Tes Wawancara, Benny Mamoto Ditanya tentang Konflik Pimpinan serta Dewas KPK

JAKARTA – Seleksi Calon Dewan Pengawas (Cadewas) Komisi Pemberantasan Korupsi (KPK) memasuki tahap tes wawancara. Dijadwalkan 10 partisipan Cadewas mengikuti tahapan tersebut.
Salah satunya, Ketua Harian Kompolnas, Benny Mamoto. Dalam kesempatan tersebut, ia ditanya perihal penanganan konflik Pimpinan lalu Dewas KPK.
“Terkait dengan konteks perkembangan yang mana juga ditanyakan, salah satu yang dimaksud dipermasalahkan terkait dengan konflik antara pimpinan serta Dewas itu, kan Dewas memohonkan data itu ke PPATK langsung, sikap bapak sendiri bagaimana, pada waktu meninjau ada pelanggaran internal di dalam KPK, bahwa memohonkan data ke PPATK, sikap bapak bagaimana?,” tanya salah satu Pansel KPK, Ivan Yustiavandana untuk Benny, Kamis (19/9/2024).
“Jadi yang mana saya ungkapkan tadi, pertama nanti kita duduk bareng, masalah-masalah yang dimaksud selama ini terjadi harus di-clear-kan, kemudian disepakati,” jawab Benny.
Kemudian, Ivan kembali bertanya ke Benny terkait permintaan data Dewas ke PPATK tentang persoalan hukum pungutan liar (pungli) pada Rutan KPK.
Ivan menekankan, apakah Benny akan melakukan hal yang identik jikalau ia nanti dipercaya menjadi bagian Dewas KPK.

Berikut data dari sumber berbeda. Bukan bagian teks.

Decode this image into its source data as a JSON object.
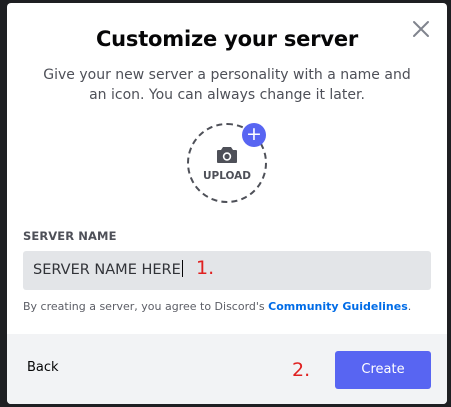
{
  "dialog": {
    "title": "Customize your server",
    "subtitle": "Give your new server a personality with a name and an icon. You can always change it later.",
    "close_icon": "close-icon"
  },
  "upload": {
    "label": "UPLOAD",
    "camera_icon": "camera-icon",
    "plus_icon": "plus-icon",
    "plus_glyph": "+"
  },
  "server_name": {
    "label": "SERVER NAME",
    "value": "SERVER NAME HERE"
  },
  "annotations": {
    "step1": "1.",
    "step2": "2."
  },
  "terms": {
    "prefix": "By creating a server, you agree to Discord's ",
    "link": "Community Guidelines",
    "suffix": "."
  },
  "footer": {
    "back_label": "Back",
    "create_label": "Create"
  },
  "colors": {
    "accent": "#5865f2",
    "link": "#006ce7",
    "annotation": "#e02020"
  }
}
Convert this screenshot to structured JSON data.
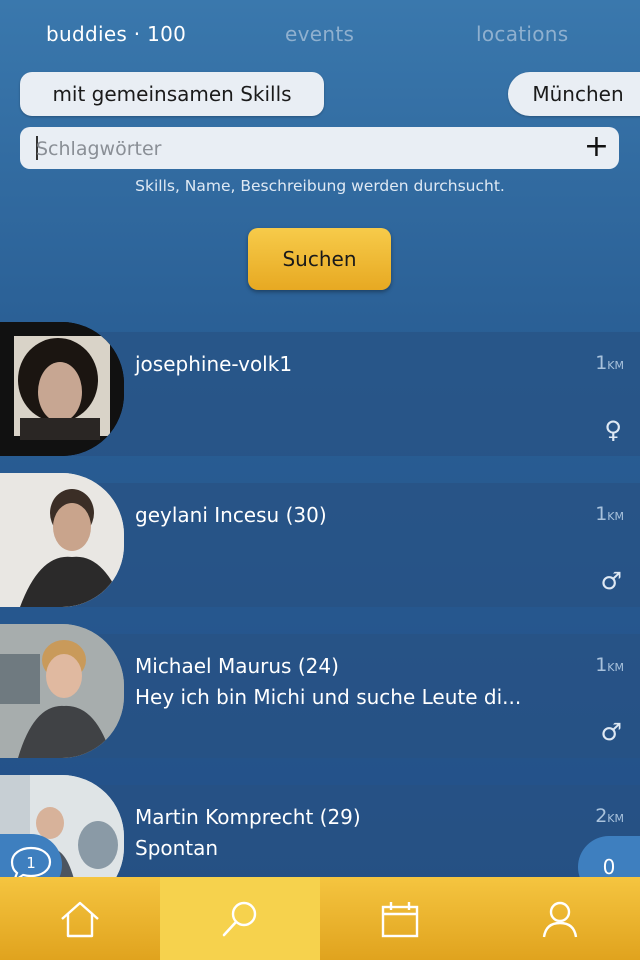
{
  "tabs": {
    "buddies": "buddies · 100",
    "events": "events",
    "locations": "locations"
  },
  "filters": {
    "skills_chip": "mit gemeinsamen Skills",
    "city_chip": "München"
  },
  "search": {
    "placeholder": "Schlagwörter",
    "add_icon": "plus-icon",
    "hint": "Skills, Name, Beschreibung werden durchsucht.",
    "button_label": "Suchen"
  },
  "results": [
    {
      "name": "josephine-volk1",
      "description": "",
      "distance": "1",
      "unit": "KM",
      "gender_symbol": "♀"
    },
    {
      "name": "geylani Incesu (30)",
      "description": "",
      "distance": "1",
      "unit": "KM",
      "gender_symbol": "♂"
    },
    {
      "name": "Michael Maurus (24)",
      "description": "Hey ich bin Michi und suche Leute di...",
      "distance": "1",
      "unit": "KM",
      "gender_symbol": "♂"
    },
    {
      "name": "Martin Komprecht (29)",
      "description": "Spontan",
      "distance": "2",
      "unit": "KM",
      "gender_symbol": ""
    }
  ],
  "chat": {
    "count": "1"
  },
  "notifications": {
    "count": "0"
  },
  "nav": {
    "items": [
      "home-icon",
      "search-icon",
      "calendar-icon",
      "profile-icon"
    ],
    "active": "search-icon"
  },
  "colors": {
    "background": "#2a5f95",
    "accent": "#f0b935",
    "card": "#2b5585"
  }
}
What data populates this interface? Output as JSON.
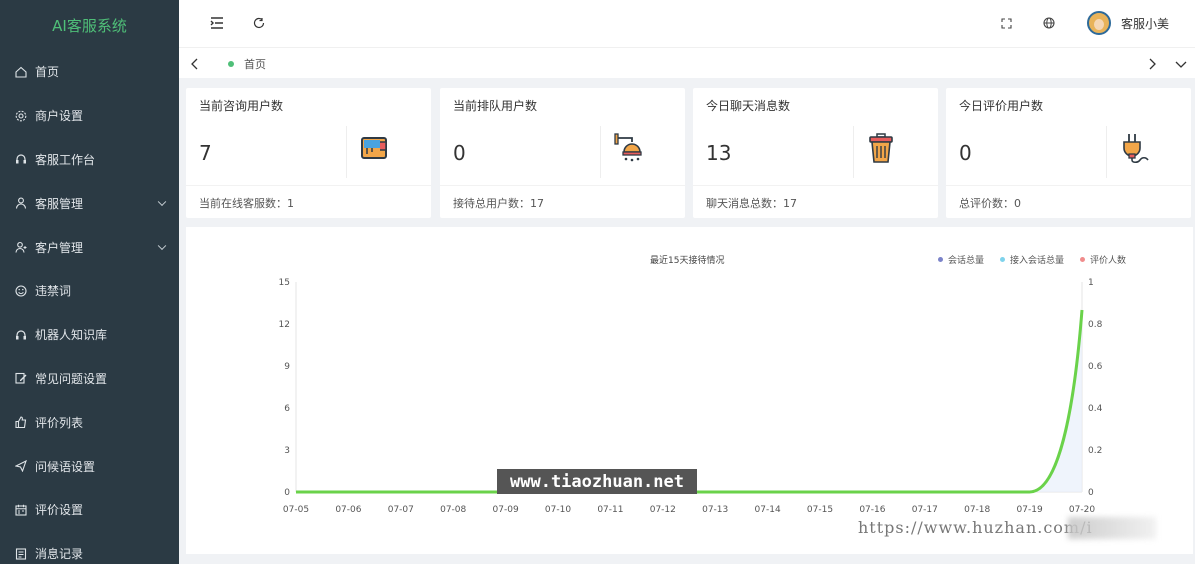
{
  "sidebar": {
    "brand": "AI客服系统",
    "items": [
      {
        "label": "首页",
        "icon": "home-icon",
        "expandable": false
      },
      {
        "label": "商户设置",
        "icon": "gear-icon",
        "expandable": false
      },
      {
        "label": "客服工作台",
        "icon": "headset-icon",
        "expandable": false
      },
      {
        "label": "客服管理",
        "icon": "user-icon",
        "expandable": true
      },
      {
        "label": "客户管理",
        "icon": "users-icon",
        "expandable": true
      },
      {
        "label": "违禁词",
        "icon": "smile-icon",
        "expandable": false
      },
      {
        "label": "机器人知识库",
        "icon": "headset-icon",
        "expandable": false
      },
      {
        "label": "常见问题设置",
        "icon": "edit-icon",
        "expandable": false
      },
      {
        "label": "评价列表",
        "icon": "thumbs-up-icon",
        "expandable": false
      },
      {
        "label": "问候语设置",
        "icon": "send-icon",
        "expandable": false
      },
      {
        "label": "评价设置",
        "icon": "calendar-icon",
        "expandable": false
      },
      {
        "label": "消息记录",
        "icon": "message-icon",
        "expandable": false
      }
    ]
  },
  "header": {
    "user_name": "客服小美"
  },
  "tabs": [
    {
      "label": "首页",
      "active": true
    }
  ],
  "cards": [
    {
      "title": "当前咨询用户数",
      "value": "7",
      "footer": "当前在线客服数：1",
      "icon": "paint-bucket-icon"
    },
    {
      "title": "当前排队用户数",
      "value": "0",
      "footer": "接待总用户数：17",
      "icon": "shower-icon"
    },
    {
      "title": "今日聊天消息数",
      "value": "13",
      "footer": "聊天消息总数：17",
      "icon": "trash-bin-icon"
    },
    {
      "title": "今日评价用户数",
      "value": "0",
      "footer": "总评价数：0",
      "icon": "plug-icon"
    }
  ],
  "chart_data": {
    "type": "line",
    "title": "最近15天接待情况",
    "categories": [
      "07-05",
      "07-06",
      "07-07",
      "07-08",
      "07-09",
      "07-10",
      "07-11",
      "07-12",
      "07-13",
      "07-14",
      "07-15",
      "07-16",
      "07-17",
      "07-18",
      "07-19",
      "07-20"
    ],
    "y_left_ticks": [
      "0",
      "3",
      "6",
      "9",
      "12",
      "15"
    ],
    "y_right_ticks": [
      "0",
      "0.2",
      "0.4",
      "0.6",
      "0.8",
      "1"
    ],
    "ylim_left": [
      0,
      15
    ],
    "ylim_right": [
      0,
      1
    ],
    "grid": false,
    "legend_position": "top-right",
    "series": [
      {
        "name": "会话总量",
        "color": "#7b83c9",
        "values": [
          0,
          0,
          0,
          0,
          0,
          0,
          0,
          0,
          0,
          0,
          0,
          0,
          0,
          0,
          0,
          0
        ]
      },
      {
        "name": "接入会话总量",
        "color": "#7fd3ec",
        "values": [
          0,
          0,
          0,
          0,
          0,
          0,
          0,
          0,
          0,
          0,
          0,
          0,
          0,
          0,
          0,
          0
        ]
      },
      {
        "name": "评价人数",
        "color": "#f08c8c",
        "values": [
          0,
          0,
          0,
          0,
          0,
          0,
          0,
          0,
          0,
          0,
          0,
          0,
          0,
          0,
          0,
          0
        ]
      }
    ],
    "highlight_series": {
      "color": "#6ad24a",
      "values": [
        0,
        0,
        0,
        0,
        0,
        0,
        0,
        0,
        0,
        0,
        0,
        0,
        0,
        0,
        0,
        13
      ]
    }
  },
  "watermarks": {
    "banner": "www.tiaozhuan.net",
    "corner": "https://www.huzhan.com/i"
  }
}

“Apakah bapak setuju serta melakukan hal yg sejenis dengan Dewas sebelumnya? bahwa pimpinan KPK mengungkapkan harus melalui pimpinan?” tanya Ivan.
“Setuju, ya tentunya kami akan menyampaikan bahwa ini semua pada konteks kewenangan Dewas, yaitu melakukan pengawasan tugas lalu wewenang KPK,” jawab Benny.
“Di mana terjadi penyimpangan, maka Dewas ketika mengakumulasi bukti-bukti, salah satunya adalah melalui PPATK,” sambung Benny.